# Functional Principal Component Analysis (fPCA)¶

## The general idea¶

Principal component analysis (PCA) is popular technique for dimensionality reduction and data compression. The idea is to find the directions in a high-dimensional space in which we find the most variation in the data. To reduce dimensionality (or compress the data), we then only look at projections on the first few principal directions.

Functional principal component analysis (fPCA) is an extension of this method to situations where data consist of functions, not vectors. Although mathematically more involved than regular PCA, the two are equivalent from a practical point of view. To keep it simple, we shall therefore explain the core ideas in terms of the regular PCA.

## Mathematical definition¶

Suppose each observation in the data is a vector $$X$$. The first principal component is defined as the direction $$w$$ in which there’s the most variation:

$v_1 = \arg\max_{\|v\| = 1} \mathrm{var}[X'v].$

In practice, the variance of $$X'v$$ is approximated by the sample variance. The other principal components are defined similarly,

$v_k = \arg\max_{\|v\| = 1} \mathrm{var}[X'v],$

under the side-constraint that $$v_{k}$$ is orthogonal to all previous principal components $$v_{1}, \dots, v_{k - 1}$$. In practice, the collection of all principal components can be found in one go as the eigenvectors of the covariance matrix of $$X$$.

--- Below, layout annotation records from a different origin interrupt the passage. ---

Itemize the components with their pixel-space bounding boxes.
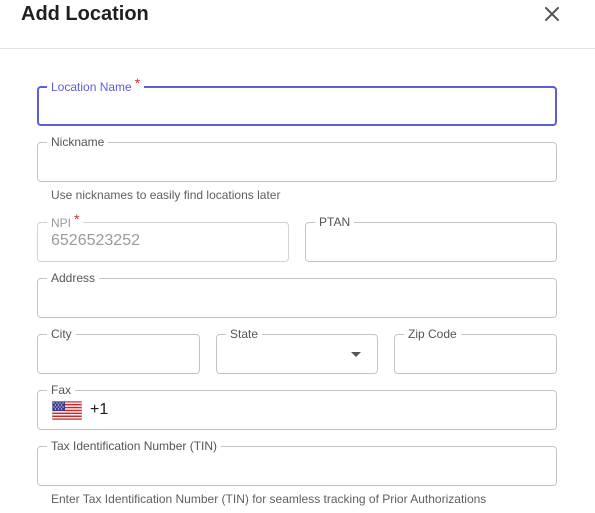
dropdown-caret-icon[interactable] [351, 352, 361, 357]
nickname-helper-text: Use nicknames to easily find locations l… [51, 188, 281, 202]
tin-helper-text: Enter Tax Identification Number (TIN) fo… [51, 492, 487, 506]
zip-code-field[interactable]: Zip Code [394, 326, 557, 374]
dialog-title: Add Location [21, 3, 149, 25]
required-asterisk: * [134, 75, 141, 91]
city-label: City [47, 326, 76, 342]
city-field[interactable]: City [37, 326, 200, 374]
required-asterisk: * [74, 211, 80, 227]
us-flag-icon[interactable] [52, 401, 82, 420]
npi-value: 6526523252 [51, 232, 140, 249]
ptan-label: PTAN [315, 214, 355, 230]
nickname-field[interactable]: Nickname [37, 134, 557, 182]
location-name-label: Location Name * [47, 75, 145, 95]
zip-code-label: Zip Code [404, 326, 461, 342]
dialog-header: Add Location [0, 0, 595, 49]
state-label: State [226, 326, 263, 342]
nickname-label: Nickname [47, 134, 109, 150]
location-name-field[interactable]: Location Name * [37, 75, 557, 126]
tin-field[interactable]: Tax Identification Number (TIN) [37, 438, 557, 486]
address-field[interactable]: Address [37, 270, 557, 318]
ptan-field[interactable]: PTAN [305, 214, 557, 262]
fax-field[interactable]: Fax +1 [37, 382, 557, 430]
address-label: Address [47, 270, 100, 286]
fax-dial-code: +1 [90, 401, 109, 418]
close-icon[interactable] [541, 3, 563, 25]
fax-label: Fax [47, 382, 76, 398]
npi-label: NPI * [47, 211, 84, 231]
npi-field: NPI * 6526523252 [37, 211, 289, 262]
tin-label: Tax Identification Number (TIN) [47, 438, 222, 454]
state-select[interactable]: State [216, 326, 378, 374]
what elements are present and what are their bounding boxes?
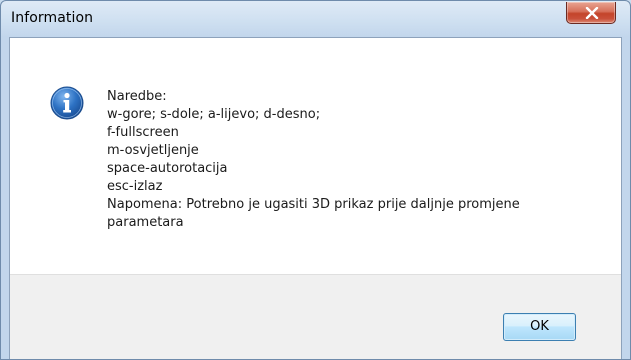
info-icon bbox=[50, 86, 84, 120]
dialog-client-area: Naredbe: w-gore; s-dole; a-lijevo; d-des… bbox=[9, 37, 622, 359]
message-line: esc-izlaz bbox=[107, 179, 163, 194]
message-line: parametara bbox=[107, 215, 184, 230]
button-bar: OK bbox=[10, 274, 621, 359]
message-line: Napomena: Potrebno je ugasiti 3D prikaz … bbox=[107, 197, 520, 212]
close-button[interactable] bbox=[566, 2, 616, 24]
dialog-window: Information Naredbe: w-gore; s-dole; a-l… bbox=[0, 0, 631, 360]
ok-button[interactable]: OK bbox=[503, 313, 576, 341]
message-line: f-fullscreen bbox=[107, 125, 179, 140]
title-bar[interactable]: Information bbox=[1, 1, 630, 37]
message-line: space-autorotacija bbox=[107, 161, 228, 176]
message-line: m-osvjetljenje bbox=[107, 143, 199, 158]
message-line: Naredbe: bbox=[107, 89, 167, 104]
message-area: Naredbe: w-gore; s-dole; a-lijevo; d-des… bbox=[10, 38, 621, 274]
window-title: Information bbox=[11, 10, 94, 26]
message-text: Naredbe: w-gore; s-dole; a-lijevo; d-des… bbox=[107, 88, 611, 232]
message-line: w-gore; s-dole; a-lijevo; d-desno; bbox=[107, 107, 321, 122]
close-x-icon bbox=[585, 7, 599, 19]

## PCA as a basis expansion¶

For a $$d$$-dimensional vector $$X$$, there are in total $$d$$ principal components to be found: $$v^{1}, \dots, v_{d}$$. The principal components form a basis of the space, i.e., every vector $$X$$ can be represented as

$X = \mu + \sum_{k = 1}^d a_k v_{k},$

where $$\mu$$ is $$E[X]$$ and the coefficients $$a_k = X'v_k$$ are called principal component scores. When $$d$$ is very large, we can truncate the sum above at $$K \ll d$$ terms. This gives an approximation

$X \approx \mu + \sum_{k = 1}^K a_k v_{k}.$

This allows us to represent the high-dimensional vector $$X$$ by only a few numbers $$a_1, \dots, a_K$$. The number $$K$$ determines the quality of the approximation.

## PCA for synthetic data generation¶

PCA can be used to generate synthetic data for the high-dimensional vector $$X$$. For every instance $$X_i$$ in the data set, we compute the principal component scores $$a_{i, 1}, \dots, a_{i, K}$$. The scores are uncorrelated by construction and we treat them as independent. We then fit a model $$F_k$$ for the marginal distribution of each score $$a_k$$. From these models, we can generate synthetic scores $$\tilde a_k$$ and transform them into a synthetic sample of $$X$$ via

$\tilde X = \mu + \sum_{k = 1}^K \tilde a_k v_{k}.$